Escapes & Counter Techniques (Gyaku waza)
Gyaku-waza [Escapes & Counter Techniques] Volume 16
Gyaku-waza is the art of protecting oneself against unprovoked acts of physical violence. The term, Gyaku-waza, literally means reversal-techniques, and describes a group of close-quarter self-defense practices originally developed to be used against being violently seized and controlled by an aggressive opponent.
Dating back to a time before the development and propagation of modern styles, these old-school self-defense practices are based entirely upon those original empty-handed and one-against-one domestic acts of physical violence, which habitually plagued the 19th century southern Chinese culture, from where this art evolved.

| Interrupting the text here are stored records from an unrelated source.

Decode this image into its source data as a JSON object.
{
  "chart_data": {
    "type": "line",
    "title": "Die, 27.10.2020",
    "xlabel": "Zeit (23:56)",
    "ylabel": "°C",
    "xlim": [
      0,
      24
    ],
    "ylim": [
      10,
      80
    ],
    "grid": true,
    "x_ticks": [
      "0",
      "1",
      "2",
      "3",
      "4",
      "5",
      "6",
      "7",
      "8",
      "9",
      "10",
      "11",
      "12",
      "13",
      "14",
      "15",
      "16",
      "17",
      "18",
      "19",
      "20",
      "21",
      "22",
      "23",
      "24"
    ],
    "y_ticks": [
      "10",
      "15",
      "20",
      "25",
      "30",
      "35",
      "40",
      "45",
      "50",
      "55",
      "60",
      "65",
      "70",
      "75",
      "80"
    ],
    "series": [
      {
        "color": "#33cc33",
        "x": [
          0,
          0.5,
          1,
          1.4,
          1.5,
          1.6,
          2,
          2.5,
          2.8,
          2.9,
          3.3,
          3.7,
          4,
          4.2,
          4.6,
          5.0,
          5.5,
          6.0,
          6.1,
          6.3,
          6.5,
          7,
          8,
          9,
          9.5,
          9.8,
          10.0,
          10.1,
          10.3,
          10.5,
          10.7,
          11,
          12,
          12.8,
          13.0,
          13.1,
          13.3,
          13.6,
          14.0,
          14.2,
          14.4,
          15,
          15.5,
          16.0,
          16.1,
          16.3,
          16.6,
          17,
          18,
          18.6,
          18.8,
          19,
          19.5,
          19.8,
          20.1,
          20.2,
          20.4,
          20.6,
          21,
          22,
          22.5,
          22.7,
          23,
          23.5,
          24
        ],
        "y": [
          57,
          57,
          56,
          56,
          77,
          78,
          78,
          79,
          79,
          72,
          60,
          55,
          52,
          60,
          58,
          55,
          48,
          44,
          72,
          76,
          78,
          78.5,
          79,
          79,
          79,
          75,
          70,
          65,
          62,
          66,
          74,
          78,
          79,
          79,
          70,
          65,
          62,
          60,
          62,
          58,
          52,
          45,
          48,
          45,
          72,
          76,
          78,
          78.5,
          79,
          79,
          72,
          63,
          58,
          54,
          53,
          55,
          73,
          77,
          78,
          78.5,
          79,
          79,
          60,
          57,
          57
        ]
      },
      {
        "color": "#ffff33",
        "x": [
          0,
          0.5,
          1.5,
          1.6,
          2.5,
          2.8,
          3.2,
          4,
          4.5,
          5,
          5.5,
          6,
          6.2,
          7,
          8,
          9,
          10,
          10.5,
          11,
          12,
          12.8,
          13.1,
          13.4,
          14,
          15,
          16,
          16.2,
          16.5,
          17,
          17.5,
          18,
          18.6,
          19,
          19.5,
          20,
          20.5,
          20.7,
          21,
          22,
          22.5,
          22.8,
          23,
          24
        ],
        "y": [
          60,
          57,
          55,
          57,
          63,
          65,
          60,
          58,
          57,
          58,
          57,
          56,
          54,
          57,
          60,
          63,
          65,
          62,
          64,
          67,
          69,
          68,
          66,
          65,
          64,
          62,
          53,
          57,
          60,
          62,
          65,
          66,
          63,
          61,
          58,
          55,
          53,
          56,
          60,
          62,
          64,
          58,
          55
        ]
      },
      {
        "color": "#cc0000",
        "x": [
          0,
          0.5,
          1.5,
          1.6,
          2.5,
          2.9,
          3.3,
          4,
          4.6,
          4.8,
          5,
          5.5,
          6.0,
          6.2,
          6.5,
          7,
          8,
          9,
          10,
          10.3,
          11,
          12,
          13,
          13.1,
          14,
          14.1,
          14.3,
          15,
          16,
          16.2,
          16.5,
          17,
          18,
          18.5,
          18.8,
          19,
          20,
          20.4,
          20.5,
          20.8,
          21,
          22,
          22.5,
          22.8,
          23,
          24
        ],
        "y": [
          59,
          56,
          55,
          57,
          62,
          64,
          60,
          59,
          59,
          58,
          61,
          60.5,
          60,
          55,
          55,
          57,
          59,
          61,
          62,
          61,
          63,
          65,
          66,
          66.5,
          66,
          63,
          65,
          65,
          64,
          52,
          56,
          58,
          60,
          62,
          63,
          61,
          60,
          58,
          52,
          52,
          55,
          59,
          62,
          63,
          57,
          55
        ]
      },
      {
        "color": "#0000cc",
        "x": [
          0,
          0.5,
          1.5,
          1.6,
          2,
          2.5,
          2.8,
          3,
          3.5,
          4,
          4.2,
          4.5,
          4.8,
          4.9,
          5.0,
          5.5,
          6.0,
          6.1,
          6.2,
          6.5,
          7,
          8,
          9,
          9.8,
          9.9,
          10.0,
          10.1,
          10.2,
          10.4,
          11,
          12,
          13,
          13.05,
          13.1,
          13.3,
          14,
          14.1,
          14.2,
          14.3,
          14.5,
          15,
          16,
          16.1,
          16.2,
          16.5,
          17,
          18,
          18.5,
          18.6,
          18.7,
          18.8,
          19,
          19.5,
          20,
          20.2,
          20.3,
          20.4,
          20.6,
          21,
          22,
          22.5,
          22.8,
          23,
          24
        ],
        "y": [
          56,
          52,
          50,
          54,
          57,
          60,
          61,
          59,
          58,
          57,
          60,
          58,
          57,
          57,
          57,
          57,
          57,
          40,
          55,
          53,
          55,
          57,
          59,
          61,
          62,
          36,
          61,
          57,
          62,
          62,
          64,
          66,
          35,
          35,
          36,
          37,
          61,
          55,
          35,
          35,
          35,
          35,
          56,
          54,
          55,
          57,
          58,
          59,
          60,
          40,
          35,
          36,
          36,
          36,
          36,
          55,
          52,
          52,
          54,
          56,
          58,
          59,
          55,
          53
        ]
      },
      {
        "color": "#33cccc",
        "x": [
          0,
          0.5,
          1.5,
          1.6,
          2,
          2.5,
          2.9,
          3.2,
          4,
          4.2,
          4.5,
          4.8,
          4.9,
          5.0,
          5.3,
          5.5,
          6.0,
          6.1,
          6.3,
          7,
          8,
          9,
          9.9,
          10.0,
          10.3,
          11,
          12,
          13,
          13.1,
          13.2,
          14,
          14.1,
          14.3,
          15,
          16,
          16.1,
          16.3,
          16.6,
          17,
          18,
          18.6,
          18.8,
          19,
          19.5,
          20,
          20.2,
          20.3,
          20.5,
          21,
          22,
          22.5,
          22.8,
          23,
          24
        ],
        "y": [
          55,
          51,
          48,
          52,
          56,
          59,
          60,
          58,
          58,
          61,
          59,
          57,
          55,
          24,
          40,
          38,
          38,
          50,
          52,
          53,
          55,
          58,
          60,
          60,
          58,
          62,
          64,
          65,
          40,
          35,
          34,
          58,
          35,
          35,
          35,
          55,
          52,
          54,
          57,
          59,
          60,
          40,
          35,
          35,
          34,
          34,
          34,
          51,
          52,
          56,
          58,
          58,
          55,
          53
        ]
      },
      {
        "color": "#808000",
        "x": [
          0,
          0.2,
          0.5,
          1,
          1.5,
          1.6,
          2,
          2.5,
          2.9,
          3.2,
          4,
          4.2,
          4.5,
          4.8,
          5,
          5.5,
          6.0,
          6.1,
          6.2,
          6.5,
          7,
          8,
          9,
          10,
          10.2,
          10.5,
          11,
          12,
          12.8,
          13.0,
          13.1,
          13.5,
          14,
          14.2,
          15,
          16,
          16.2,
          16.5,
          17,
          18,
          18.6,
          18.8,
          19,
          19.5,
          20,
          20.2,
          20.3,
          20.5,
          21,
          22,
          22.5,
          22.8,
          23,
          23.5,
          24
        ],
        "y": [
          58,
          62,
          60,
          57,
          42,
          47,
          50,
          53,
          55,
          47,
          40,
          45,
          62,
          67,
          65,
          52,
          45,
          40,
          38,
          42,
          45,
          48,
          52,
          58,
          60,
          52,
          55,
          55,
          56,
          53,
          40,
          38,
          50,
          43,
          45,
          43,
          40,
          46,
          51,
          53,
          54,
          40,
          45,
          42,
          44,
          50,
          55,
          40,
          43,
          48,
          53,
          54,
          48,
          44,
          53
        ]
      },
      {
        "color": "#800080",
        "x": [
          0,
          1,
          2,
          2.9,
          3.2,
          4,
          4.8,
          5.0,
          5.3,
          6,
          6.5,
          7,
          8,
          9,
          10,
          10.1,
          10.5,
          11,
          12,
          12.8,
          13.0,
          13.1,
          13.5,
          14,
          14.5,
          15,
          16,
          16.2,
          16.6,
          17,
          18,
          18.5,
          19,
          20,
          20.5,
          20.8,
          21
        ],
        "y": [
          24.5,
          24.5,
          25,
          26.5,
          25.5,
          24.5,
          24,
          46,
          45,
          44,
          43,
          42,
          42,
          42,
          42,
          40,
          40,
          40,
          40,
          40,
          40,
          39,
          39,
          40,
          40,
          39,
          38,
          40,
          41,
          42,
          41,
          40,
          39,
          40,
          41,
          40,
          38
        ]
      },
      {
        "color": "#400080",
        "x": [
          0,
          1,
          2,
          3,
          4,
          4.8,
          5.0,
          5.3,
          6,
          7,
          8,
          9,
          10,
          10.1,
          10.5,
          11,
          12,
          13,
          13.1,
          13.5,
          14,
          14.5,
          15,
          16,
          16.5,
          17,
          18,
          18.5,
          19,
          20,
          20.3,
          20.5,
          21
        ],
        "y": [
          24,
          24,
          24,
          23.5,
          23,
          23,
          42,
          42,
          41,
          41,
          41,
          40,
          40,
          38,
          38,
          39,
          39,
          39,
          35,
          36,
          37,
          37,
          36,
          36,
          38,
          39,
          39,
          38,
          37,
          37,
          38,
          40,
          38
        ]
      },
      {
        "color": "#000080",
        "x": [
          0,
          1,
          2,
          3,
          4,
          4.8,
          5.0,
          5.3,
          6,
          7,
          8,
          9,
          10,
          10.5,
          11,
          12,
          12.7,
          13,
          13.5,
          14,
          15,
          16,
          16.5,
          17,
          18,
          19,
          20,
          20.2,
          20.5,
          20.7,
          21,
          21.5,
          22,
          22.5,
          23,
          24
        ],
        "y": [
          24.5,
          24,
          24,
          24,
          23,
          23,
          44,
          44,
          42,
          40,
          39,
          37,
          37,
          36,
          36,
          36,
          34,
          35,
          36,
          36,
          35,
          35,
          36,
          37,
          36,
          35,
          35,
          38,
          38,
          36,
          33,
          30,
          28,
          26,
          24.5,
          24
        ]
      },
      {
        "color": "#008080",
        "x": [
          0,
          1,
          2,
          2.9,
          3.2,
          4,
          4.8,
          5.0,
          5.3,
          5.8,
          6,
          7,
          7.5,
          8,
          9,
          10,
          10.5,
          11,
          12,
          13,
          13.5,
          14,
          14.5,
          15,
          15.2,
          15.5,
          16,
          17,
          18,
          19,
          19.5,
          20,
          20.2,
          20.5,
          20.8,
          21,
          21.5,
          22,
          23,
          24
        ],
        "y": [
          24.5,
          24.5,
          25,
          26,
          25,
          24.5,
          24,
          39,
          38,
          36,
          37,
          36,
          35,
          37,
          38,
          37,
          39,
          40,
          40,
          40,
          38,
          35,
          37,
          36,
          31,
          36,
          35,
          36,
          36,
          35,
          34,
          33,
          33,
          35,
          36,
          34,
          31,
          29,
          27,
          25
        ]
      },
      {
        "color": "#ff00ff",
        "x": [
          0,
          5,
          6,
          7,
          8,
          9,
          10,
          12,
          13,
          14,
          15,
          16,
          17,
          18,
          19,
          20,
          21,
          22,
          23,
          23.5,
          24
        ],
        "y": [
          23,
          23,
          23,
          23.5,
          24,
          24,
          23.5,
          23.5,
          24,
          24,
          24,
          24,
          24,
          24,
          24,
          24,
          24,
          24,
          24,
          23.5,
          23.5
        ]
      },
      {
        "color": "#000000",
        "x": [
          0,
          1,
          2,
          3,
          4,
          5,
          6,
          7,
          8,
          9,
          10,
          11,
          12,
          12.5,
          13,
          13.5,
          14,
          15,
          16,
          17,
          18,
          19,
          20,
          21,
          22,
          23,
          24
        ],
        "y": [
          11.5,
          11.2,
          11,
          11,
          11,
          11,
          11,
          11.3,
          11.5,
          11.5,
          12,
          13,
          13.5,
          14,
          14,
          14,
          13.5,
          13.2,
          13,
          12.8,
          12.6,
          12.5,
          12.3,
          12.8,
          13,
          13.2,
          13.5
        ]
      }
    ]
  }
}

Gyaku-waza represents the pathway between physical engagement, responding appropriately and controlling or submitting an opponent, without the use of lethal force. Once cloaked in an iron-clad ritual of secrecy these time-honoured, and highly functional prescribed application practices, employ an impressive collection of fighting tactics ranging from percussive impact, joint manipulation, limb entanglement, nerve pressure and cavity seizing, to blood and air deprivation, balance displacement, and controlling an opponent in both a standing clinch and or on the ground.
The attack scenarios range from the classical wrist, hair and garment grabs, being seized from various standing positions, the dangerous clinch, headlock, full nelson, and various kinds of bear hugs, to different kinds of chokes, joint-locks and limb manipulations, single/double leg takedown, and defending oneself on the ground, including escaping the mount, passing the guard and dealing with back control, along with being punched and kicked in the face by the attacker while down.
From a defensive point of view, Gyaku-waza is a complete method in and of itself without the need for additional measures.